We are nearing winter. Some people would argue that the time it gets cold is winter. But it’s not winter until that special day when time between sunrise and sunset is shortest. When I was a kid, I remember coming home from school and having a scant two hours before it got dark. I loved that, the coming of the darkness. It took the day, whatever day, and made it better. Since the days of my youth were never all that great and often violent, I needed something to remove the jagged edges from life.
Before I became a cranky old bum, I invited daylight savings time. At first the change in the clock was uncomfortable. After all, why can’t whoever decides these things just pick a time? Why does it have to go back and forth twice a year? For god’s sake, give a brother a break. After late-September and into October, I spent my days getting up in the dark and then, bing, we set the clocks back and we’re getting up in the daylight again. Bummer. What kind of person wants more workday? I want less, always less. I want it good and dark at 9 a.m. and by 5 p.m.
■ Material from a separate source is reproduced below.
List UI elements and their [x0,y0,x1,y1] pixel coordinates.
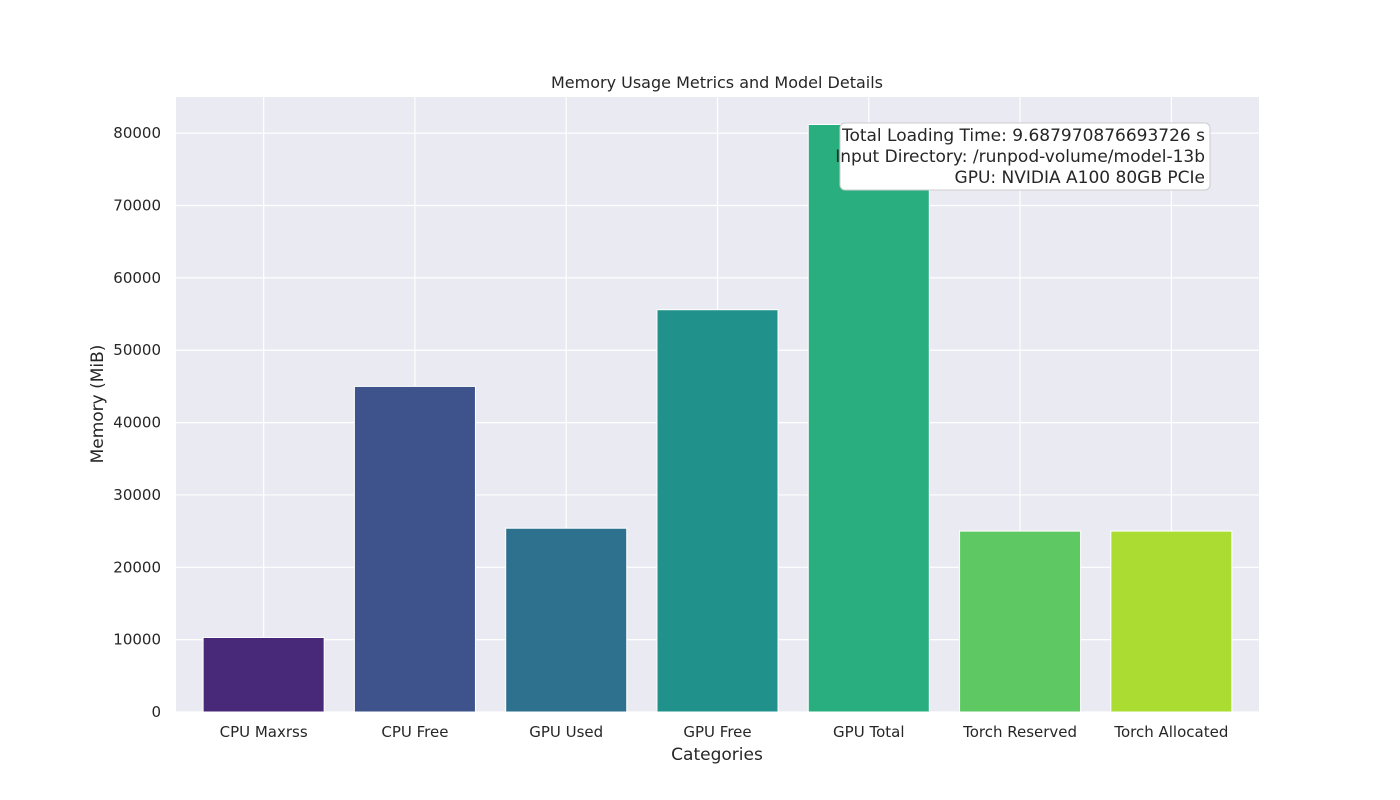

But nature always trumped the designs of the people who wanted more workday. By the beginning of November, the days became shorter and we are getting up in the dark again. It was as if we had thrown the light of day a life preserver, and it was going down anyway no matter what.
Then, into December, it didn’t matter what time we got up or came home, darkness lurked around like a cat around a bird feeder. As much as I loved the nearness of the dark, I envied those people up north. Can you imagine a day that was only five or six hours long? Suicide rates in northern countries are the highest in the world—Denmark, Norway, Finland, those kinds of places. I could never figure that out. Why kill yourself when you have all that night to look forward to?
I’m a low-light kind of guy. Sure, I like sunny days. I like to frolic and play in the sweet sunshine. But too much of that just turns me into a wreck. When I went to school in Wyoming, they would have three and four weeks in a row when the weather did not change. This was something that a true Midwesterner cannot abide. Always blue skies, a whisper of cold, dry. I was out every day flyfishing or screwing around in the woods. I took long walks around Laramie, nary a raincloud to brighten my day. I came into my office one morning and Janice, one of the other grad students, asked my why I looked so tired and on edge. “Goddamn it,” I said. “Don’t you ever have a fucking thunderstorm around here.”
I wanted to rip my eyes out. Because I like the dark, my days in Wyoming became terribly long. I’d get up at 4:30 a.m. to walk around the neighborhood or walk to campus to feel the night, see the empty streets, and see all the interesting life that occurs in the darkness. I’d stay up late, walk out Beaufort to Wyoming 287 just to get a feel for the stillness and experience the loneliness of an empty highway. I’d walk down 15thStreet past the high school and into old Laramie, where the lights in the houses guided people into bed at the end of their days. The glow from inside the houses conveyed both warmth and loneliness. A dog barking in the night a couple of streets over was and is still one of my favorite sounds. The smells of wood burning in fireplaces and the tarry smell of coal burning in furnaces filled my head with all kinds of poems.
When the short days come, I want to lay around and sleepjust like every other human. It’s a conundrum of the late fall. I want to lay about, reading books and burrowing into pillows and blankets. But rainy, crappy days get me motivated to do things outside, inside, out in the city, alone at home. I talk walks in the rain, no matter how cold it gets. I look forward to the a snowy night hushing the entire city.
Then comes winter, that time after that magical shortest day. For three months we have real cold, particularly late-January to early March. The cold brings the city in closer while it makes distances longer. Nothing is quite as near as the interior of a strange house on a cold night. Then, nothing is as far away as the end of the next block. You are never nearer to yourself than when your breath hangs in the air in a cold, still, winter night.
So, today is an omen. The best time of year has arrived and bodes only good things for us who love the darkness of day and of night. Other people see this as Christmas and New Year, conviviality and family and good times. They complain of the cold and forget that it’s the reason for all the warmth of the season. I look forward to the coming months. Dark, cold, snowy, rainy, shitty. I hate the light during this time of year and mourn when the sun shines.
I’ll get something done today and blame the darkness for it.